Analysts following the reveal were skeptical the vehicle could make a dent in the lucrative pickup segment, especially with Ford and General Motors both working on their own electric pickups.

GM CEO Mary Barra said the automaker's first electric pickup truck model will go on sale in the fall of 2021. "It will be a very capable truck, I'm pretty excited about it," Barra said at an investor conference in New York on Thursday.

Ford aims to sell an electric F-series in late 2021, Reuters reported.

Electric pickups and SUVs could help Ford and GM generate the significant EV sales they will need to meet tougher emission standards and EV mandates in California and other states. The Trump administration is moving to roll back those standards, but electric trucks are a hedge if California prevails

Demand for full-size electric pickups in the near term may not be huge. Industry tracking firm IHS Markit estimates the electric truck segment - both full- and midsize models - will account for about 75,000 sales in 2026, compared with an expected 3 million light trucks overall. The Tesla pickup is not part of that estimate.

Tesla's pickup "will be a niche product at best and poses no threat in the pickup market as we know it today," Matt DeLorenzo, senior executive editor at Kelley Blue Book, said in a statement. "The other downside is that this truck will have no federal tax credits by the time it comes out.”

Tesla's Model 3 sedan is the world's top-selling battery electric car.

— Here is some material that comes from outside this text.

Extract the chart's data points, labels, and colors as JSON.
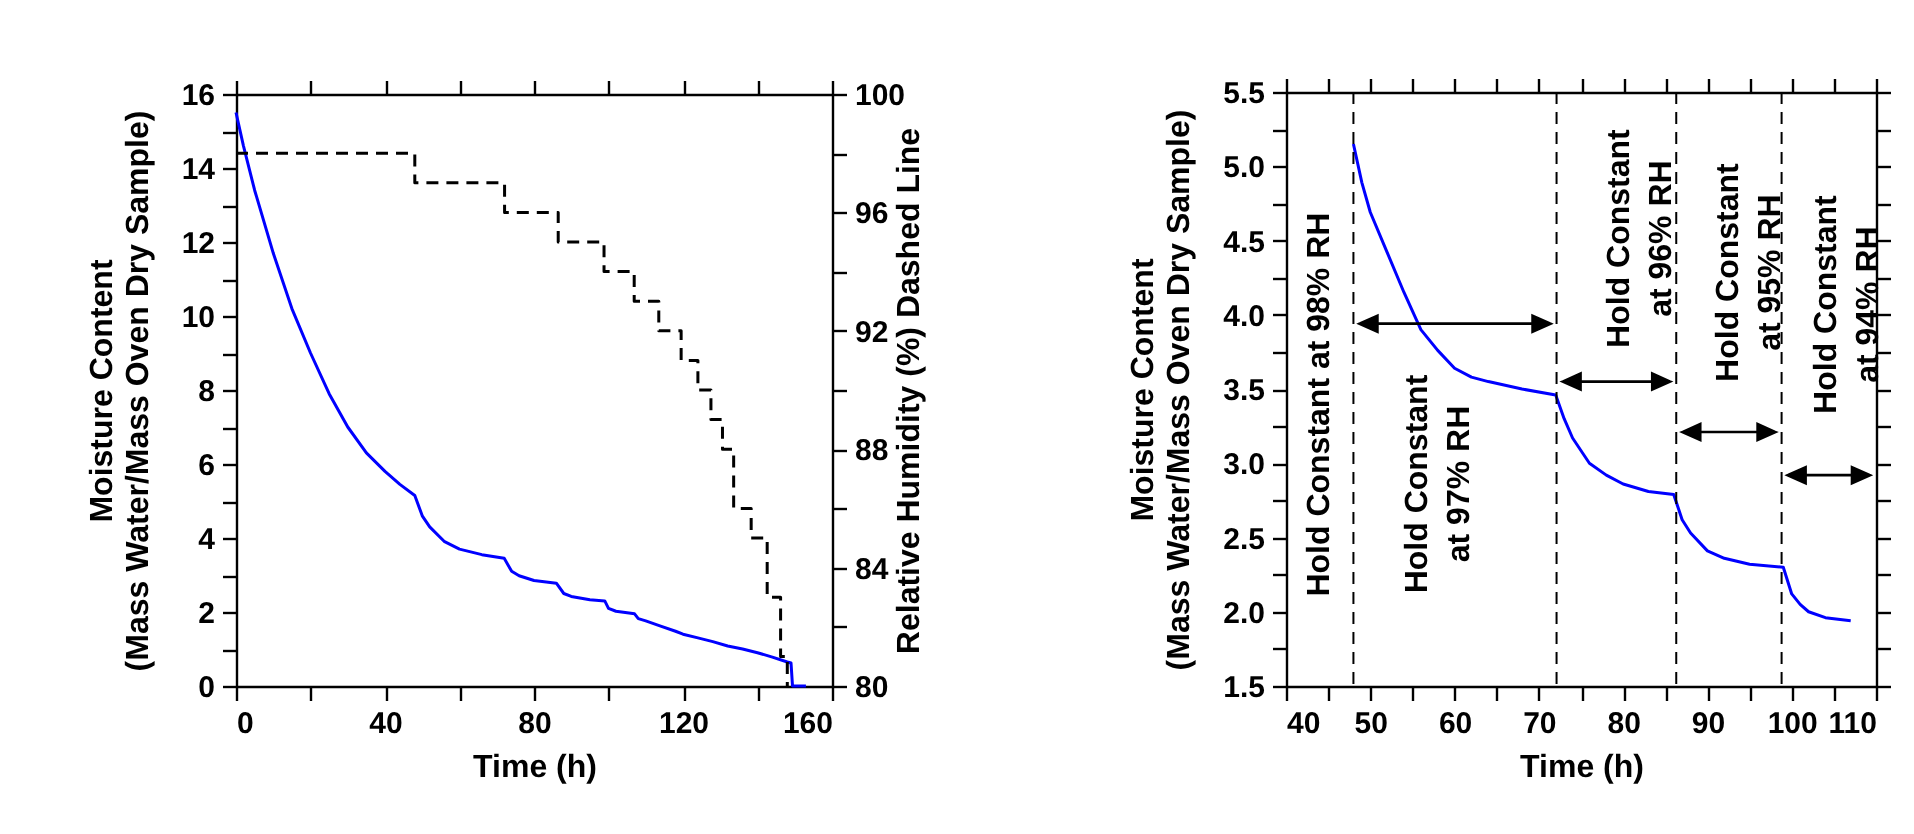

The California-based automaker has so far sold mostly Model S and Model 3 sedans, but also offers the Model X SUV and starting next year the Model Y compact SUV.

Reactions on Twitter ranged from love to hate of Tesla's sharply angled vehicle.

"I just watched tesla release the #cybertruck and honestly? My life feels complete," wrote @aidan_tenud, while @nateallensnyde wrote "Its nice to see Elon Musk make a cardboard box car he drew in kindergarten."

Musk earlier tweeted that the design was partly influenced by the Lotus Esprit sports-car that doubled as a submarine in the 1970s James Bond film "The Spy Who Loved Me" as well as by the movie Blade Runner.